Q. (12:5): I struggle with this because God asks for animals with no defects and that they be one year old.  What is the significance of this?  I thought his creations were equal.  I guess I’m thinking of man.  From what we have read, he does not give priority to those humans who are near perfect.  But, for sacrificial animals, the Lord wants the best?  I guess animals are different from humans in that regard?  As a vegan, the whole sacrifice thing is never going to be easy for me to swallow.  Pun intended!

A. The significance of the one-year-old animal without a defect is the sacrifice would be required on the part of the sacrificer.  You couldn’t give God just any old (or sick, or deformed) animal.  You had to provide an animal in its prime and not one you were going to get rid of anyway.  This goes back to giving God our best or “firstfruits”.

Q. (12:8): Why bread with no yeast?  Takes up less space for traveling?

A. Nope.  It’s ready sooner because you don’t have to wait for it to rise.

Q. (12:23): I never thought about the OT blood symbolism applying to Jesus dying on the cross.  Just as the blood allows God to spare the Israelites from the plague, Jesus blood shed spares us from eternal punishment.  Does this work for you, Rob?

A. Yes.  When John the Baptist speaks of Jesus as the Lamb of God in John 1, I suspect this is at least partially the image he had in mind.  The idea here is that the blood itself is what wards off the angel of death, an idea that Christians definitely came to connect with.

Q. (12:24): I guess this is speaking to us.  Christians are still supposed to observe the Passover?  I never have.  It has not been a requirement in the churches I have belonged to.

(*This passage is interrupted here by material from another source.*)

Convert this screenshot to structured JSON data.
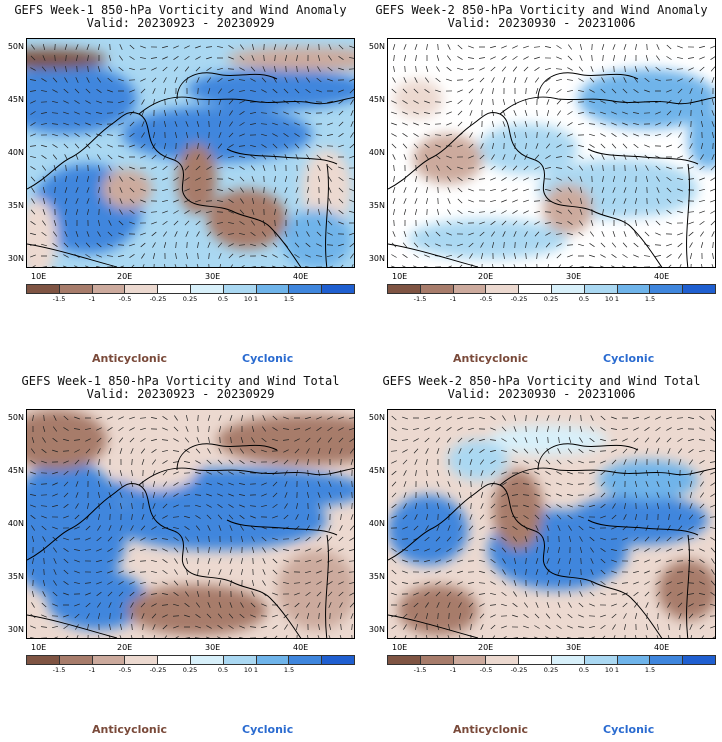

A. We are no longer under the Law, so we are not obligated to keep the Passover.  This does not mean we cannot participate in one or learn from it.  Something I have seen recently in the churches I have been a part of have connected with the idea that the Last Supper from the Gospels was, in fact, a Passover meal.  Jesus took the opportunity do use the unleavened bread (which, for reference, is kind of like pita bread) and wine that were already a part of the ceremony to talk about the new way God was doing to do things through Jesus (i.e. the new covenant).  So, while we don’t HAVE to keep the Passover, I think there is great value in understanding it, and maybe sharing in one at some point.

Q. (12:48): Sure glad I’m a woman!  Does the Passover law still apply — that all males who want to partake in it must be circumcised?

A. Ha!  For religious Jews such as Hassidic and Orthodox, I presume the answer is yes, but I am not certain.

Q.  (12:51): Leading the Israelites out of Egypt would be quite an undertaking for Moses.  With women and children, there were easily 2 million Israelites.  Moses didn’t have a microphone.  How could he communicate what they were to do so quickly?  Nothing is impossible with the Lord!

A. One of the things that the text will talk about after the journey to Sinai is the way that the different tribes moved with the Tabernacle.  Nope, no microphones, so I would imagine it was an incredibly difficult task: something God alone could bring the people through.